Five directors – including co-founders Julian Harvey Wood and Kaveh Sheibani – split the money, with the highest-paid member taking home £3m. The payout came after the event-driven hedge fund’s assets under management fell from $3bn (£1.8bn) in 2008 to just $400m in early 2009.
Accounts to April show Pendragon Capital’s turnover fell 74 per cent year-on-year and pre-tax profits dropped 78 per cent as the Mayfair-based boutique was hit by tough economic conditions. The numbers reflect a slide in Pendragon’s fortunes. At the height of the bull market a year earlier, seven managers had shared a remuneration pot of £33m with the highest-paid earning £12m.

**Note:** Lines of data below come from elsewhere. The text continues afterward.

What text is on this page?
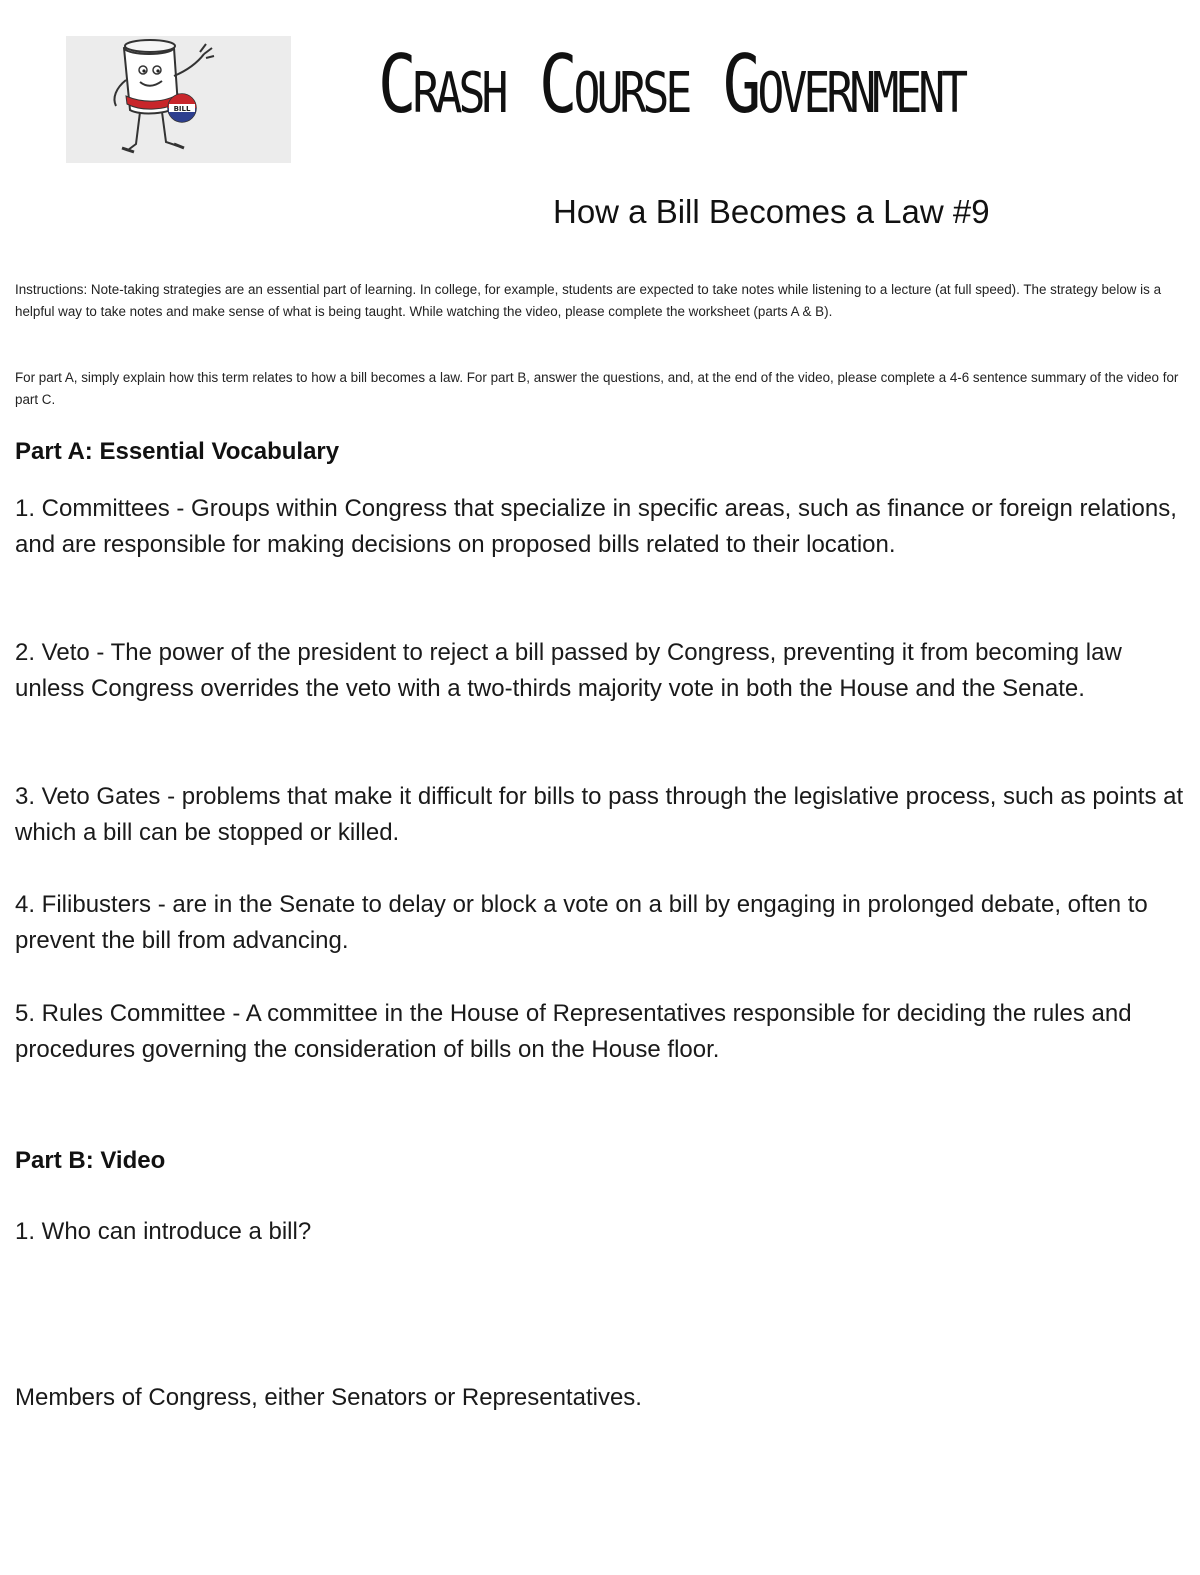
BILL Crash Course Government
How a Bill Becomes a Law #9
Instructions: Note-taking strategies are an essential part of learning. In college, for example, students are expected to take notes while listening to a lecture (at full speed). The strategy below is a helpful way to take notes and make sense of what is being taught. While watching the video, please complete the worksheet (parts A & B).
For part A, simply explain how this term relates to how a bill becomes a law. For part B, answer the questions, and, at the end of the video, please complete a 4-6 sentence summary of the video for part C.
Part A: Essential Vocabulary
1. Committees - Groups within Congress that specialize in specific areas, such as finance or foreign relations, and are responsible for making decisions on proposed bills related to their location.
2. Veto - The power of the president to reject a bill passed by Congress, preventing it from becoming law unless Congress overrides the veto with a two-thirds majority vote in both the House and the Senate.
3. Veto Gates - problems that make it difficult for bills to pass through the legislative process, such as points at which a bill can be stopped or killed.
4. Filibusters - are in the Senate to delay or block a vote on a bill by engaging in prolonged debate, often to prevent the bill from advancing.
5. Rules Committee - A committee in the House of Representatives responsible for deciding the rules and procedures governing the consideration of bills on the House floor.
Part B: Video
1. Who can introduce a bill?
Members of Congress, either Senators or Representatives.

Last January, Pendragon’s owners decided to hand control of the company to larger New York-listed hedge fund GLG, which assimilated the remaining assets. Harvey Wood and Sheibani joined GLG as part of the deal. The tie-up was seen as an example of consolidation in the hedge fund industry as big players mopped up weaker neighbours.
Harvey Wood and Sheibani are now on the verge of making a comeback with a new event-driven hedge fund run under the GLG brand, City A.M. can reveal. An industry source said the fund would take advantage of the resurgence in M&A activity and corporate restructuring.
The managers were unavailable for comment yesterday, but in a statement released at the time of the takeover GLG co-chief executive Emmanuel Roman described them as “highly experienced, event-driven professionals”.